Eagle Bulk Pte Ltd v Traxys North America LLC [2026] EWHC 518
A cargo of petcock cinder was found wetted in 4 holds, causing delay in discharge. The Tribunal had ruled that leaking and defective bilge system valves were to blame, and rejected Owners’ demurrage claim; Owners appealed under s68(2) (“serious irregularity”) on the basis (amongst others) that the Tribunal failed to comply with its general duty as its finding turned upon an unargued construction of a vessel defect list. Refusing the appeal, the Court held that a different interpretation from that of the parties is not an irregularity, particularly where this was not the Tribunal’s only reason for the finding, and nor was there any substantial injustice.
Read the full judgement here.
Marina Developments Ltd v Owner(s) of M/Y “Durando” [2026] EWHC 625
The Court held that the unauthorised removal from a marina of an arrested vessel constituted a clear and serious contempt of court, emphasising the importance of arrest orders. The Court proceeded in the defendant’s absence and found the contempt proved. While no sentence was imposed at that stage, the Court indicated that a custodial sentence would be a realistic outcome, subject to any mitigation or steps taken (namely return of the vessel) to purge the contempt.
Monford Management Ltd v Afina Navigation Ltd [2026] EWCA Civ 251 (18.03.26)
Two bulk carriers, the KIVELI and AFINA I, collided off the south coast of Greece, causing substantial damage to both. The Admiralty judge found that the COLREGS 1972 applied and allocated primary fault to the KIVELI (80:20). CA considered the challenge as to whether the encounter qualified as a “head on” situation under Rule 41 but upheld the trial decision, confirming that full visibility of sidelights is not required, and that vessels on reciprocal or near-reciprocal courses fall within the Rule. The CA clarified that Rule 14 obligations continue until the collision risk ends and noted that nautical assessors are not appointed as a matter of course on appeals, requiring parties to justify their necessity and scope. The appeal was dismissed.
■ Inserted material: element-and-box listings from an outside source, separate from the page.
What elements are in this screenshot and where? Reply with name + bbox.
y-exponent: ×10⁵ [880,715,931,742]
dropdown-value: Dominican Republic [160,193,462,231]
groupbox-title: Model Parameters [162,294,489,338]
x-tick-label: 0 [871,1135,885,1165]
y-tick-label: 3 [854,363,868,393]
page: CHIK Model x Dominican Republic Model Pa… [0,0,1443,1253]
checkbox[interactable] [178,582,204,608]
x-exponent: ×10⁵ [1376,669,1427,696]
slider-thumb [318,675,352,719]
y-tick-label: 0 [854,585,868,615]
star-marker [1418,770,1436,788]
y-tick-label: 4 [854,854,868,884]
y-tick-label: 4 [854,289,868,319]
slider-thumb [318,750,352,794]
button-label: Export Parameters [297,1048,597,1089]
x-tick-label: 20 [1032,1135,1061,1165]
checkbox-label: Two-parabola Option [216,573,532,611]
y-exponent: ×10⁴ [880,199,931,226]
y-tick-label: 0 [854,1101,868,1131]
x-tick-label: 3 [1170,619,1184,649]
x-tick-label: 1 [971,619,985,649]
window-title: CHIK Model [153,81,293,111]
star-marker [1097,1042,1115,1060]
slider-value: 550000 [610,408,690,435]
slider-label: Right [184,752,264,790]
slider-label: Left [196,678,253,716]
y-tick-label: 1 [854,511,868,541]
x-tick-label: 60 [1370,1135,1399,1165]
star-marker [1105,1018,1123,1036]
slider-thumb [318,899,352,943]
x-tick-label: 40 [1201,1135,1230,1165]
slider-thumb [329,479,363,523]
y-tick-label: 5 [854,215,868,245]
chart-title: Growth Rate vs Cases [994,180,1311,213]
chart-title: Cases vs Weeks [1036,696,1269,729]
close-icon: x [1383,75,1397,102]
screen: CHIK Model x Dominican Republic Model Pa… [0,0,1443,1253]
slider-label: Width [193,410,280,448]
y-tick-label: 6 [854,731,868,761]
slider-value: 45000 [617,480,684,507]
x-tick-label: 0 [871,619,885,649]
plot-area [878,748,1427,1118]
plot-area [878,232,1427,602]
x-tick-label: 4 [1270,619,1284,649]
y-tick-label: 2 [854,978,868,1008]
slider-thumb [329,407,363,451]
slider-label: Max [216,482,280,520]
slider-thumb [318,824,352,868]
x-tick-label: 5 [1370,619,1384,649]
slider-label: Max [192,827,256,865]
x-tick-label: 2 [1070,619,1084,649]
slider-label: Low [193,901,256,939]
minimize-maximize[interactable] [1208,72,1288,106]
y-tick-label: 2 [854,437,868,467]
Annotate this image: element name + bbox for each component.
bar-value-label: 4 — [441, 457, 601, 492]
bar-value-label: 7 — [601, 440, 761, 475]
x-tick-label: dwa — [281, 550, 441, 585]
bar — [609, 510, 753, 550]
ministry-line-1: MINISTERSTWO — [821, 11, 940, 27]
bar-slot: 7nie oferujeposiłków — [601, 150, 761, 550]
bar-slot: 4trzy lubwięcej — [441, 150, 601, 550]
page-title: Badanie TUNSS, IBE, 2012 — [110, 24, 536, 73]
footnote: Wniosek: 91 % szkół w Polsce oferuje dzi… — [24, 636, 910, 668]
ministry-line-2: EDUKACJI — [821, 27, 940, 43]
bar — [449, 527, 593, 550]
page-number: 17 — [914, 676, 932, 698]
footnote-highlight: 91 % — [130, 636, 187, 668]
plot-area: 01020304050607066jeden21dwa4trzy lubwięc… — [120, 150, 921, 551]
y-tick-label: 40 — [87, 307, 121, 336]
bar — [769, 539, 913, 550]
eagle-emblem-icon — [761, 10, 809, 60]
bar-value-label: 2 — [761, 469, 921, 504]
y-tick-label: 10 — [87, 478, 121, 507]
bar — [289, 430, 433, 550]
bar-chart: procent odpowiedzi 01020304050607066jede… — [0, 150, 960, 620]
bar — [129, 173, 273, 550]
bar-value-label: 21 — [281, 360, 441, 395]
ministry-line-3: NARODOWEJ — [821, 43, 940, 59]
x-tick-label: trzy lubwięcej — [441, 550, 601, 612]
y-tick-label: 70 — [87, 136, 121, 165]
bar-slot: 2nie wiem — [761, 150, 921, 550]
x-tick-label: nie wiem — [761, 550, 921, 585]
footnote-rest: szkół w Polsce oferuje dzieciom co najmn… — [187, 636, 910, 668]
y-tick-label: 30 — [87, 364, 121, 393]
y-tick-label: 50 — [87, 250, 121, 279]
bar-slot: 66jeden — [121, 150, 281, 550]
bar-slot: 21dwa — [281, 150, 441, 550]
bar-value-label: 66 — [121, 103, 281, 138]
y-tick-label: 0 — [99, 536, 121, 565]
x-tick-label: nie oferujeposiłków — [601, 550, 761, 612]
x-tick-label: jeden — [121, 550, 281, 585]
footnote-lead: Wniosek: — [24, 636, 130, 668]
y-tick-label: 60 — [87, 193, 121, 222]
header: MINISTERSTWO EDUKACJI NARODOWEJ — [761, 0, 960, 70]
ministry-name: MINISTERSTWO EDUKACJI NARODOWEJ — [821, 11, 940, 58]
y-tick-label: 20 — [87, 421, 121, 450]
Read the full judgment here.
SLB & Ors v PAK & Ors [2026] EWHC 449 (Comm) (12.03.26)
Buyers terminated ten shipbuilding contracts after the yard failed to procure refund guarantees within the contractual 120 day period. They also claimed loss of bargain damages. The arbitral tribunal held that the obligation was an innominate term, such that Owners were not entitled to loss of bargain damages in addition to cancellation. The Court dismissed Buyers’ section 69 appeal, ruling that the obligation was not a condition but an innominate term, the specific contractual right of cancellation being the remedy for such default.
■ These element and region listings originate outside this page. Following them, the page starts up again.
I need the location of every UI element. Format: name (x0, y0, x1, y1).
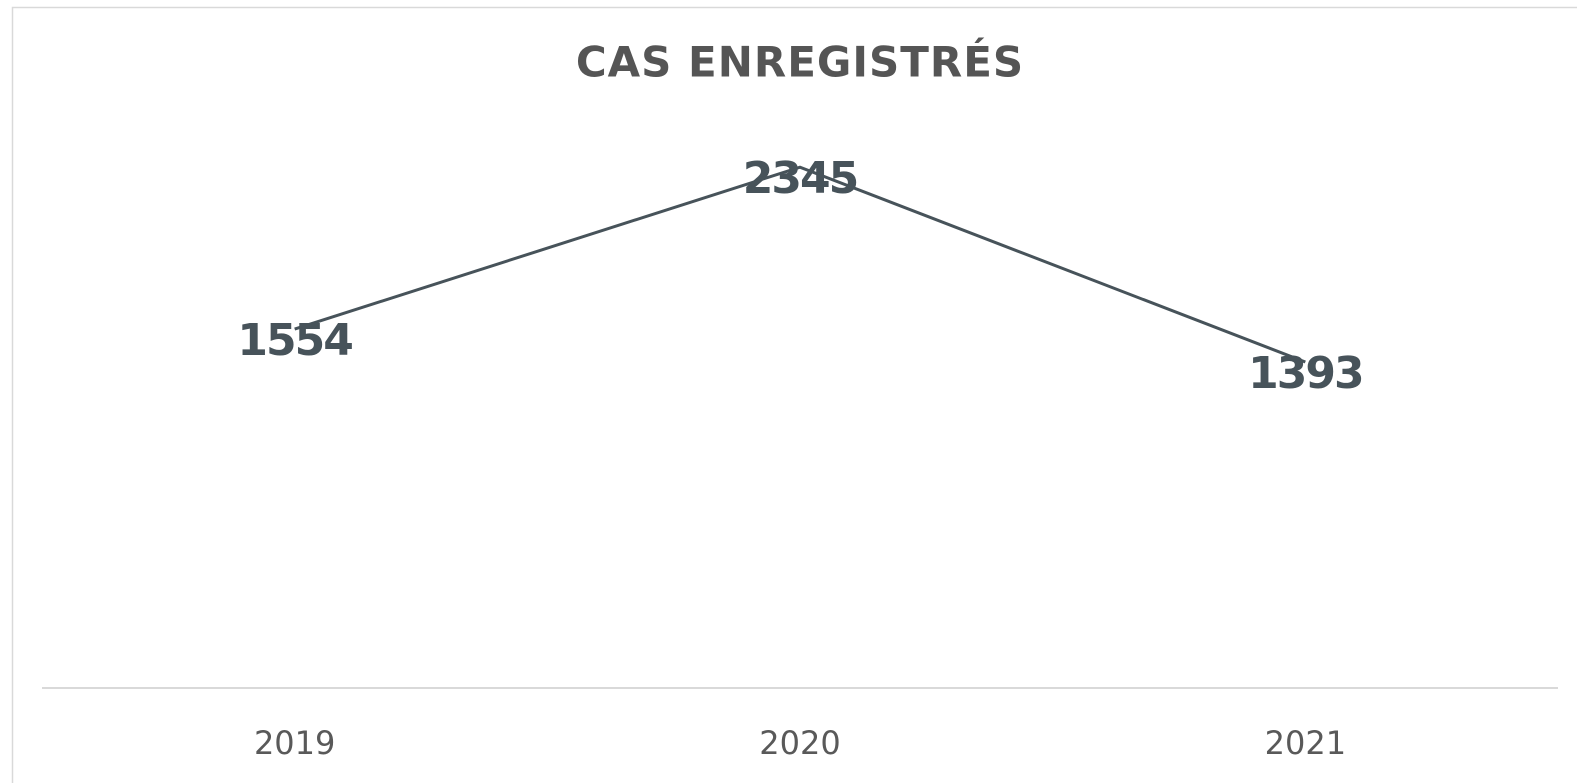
x-tick-label: 2019 (254, 724, 335, 762)
x-tick-label: 2020 (759, 724, 840, 762)
data-line (294, 165, 1306, 364)
data-label: 1393 (1248, 348, 1362, 399)
x-tick-label: 2021 (1265, 724, 1346, 762)
data-label: 2345 (743, 153, 857, 204)
chart-border (11, 6, 1577, 783)
data-label: 1554 (237, 315, 352, 366)
chart-title: CAS ENREGISTRÉS (576, 37, 1024, 87)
Read the full judgment here.
London Arbitration 4/26 (2026) LMLN 1203
Time Charterers relied on a WRC Report to justify deductions from hire for underperformance and overconsumption based on (i) extrapolated ‘good weather’ underperformance; alternatively (ii) a fouled hull on delivery. The Tribunal dismissed the former as it failed to recognise the C/P ‘adverse current’ parameter and the latter as Charterers’ survey was inconclusive. Charterers’ contention that it was underperformance which caused Owners to incur regulatory costs under incorporated BIMCO emissions clauses (thus relieving Charterers from any reimbursement obligation) failed for the same reason.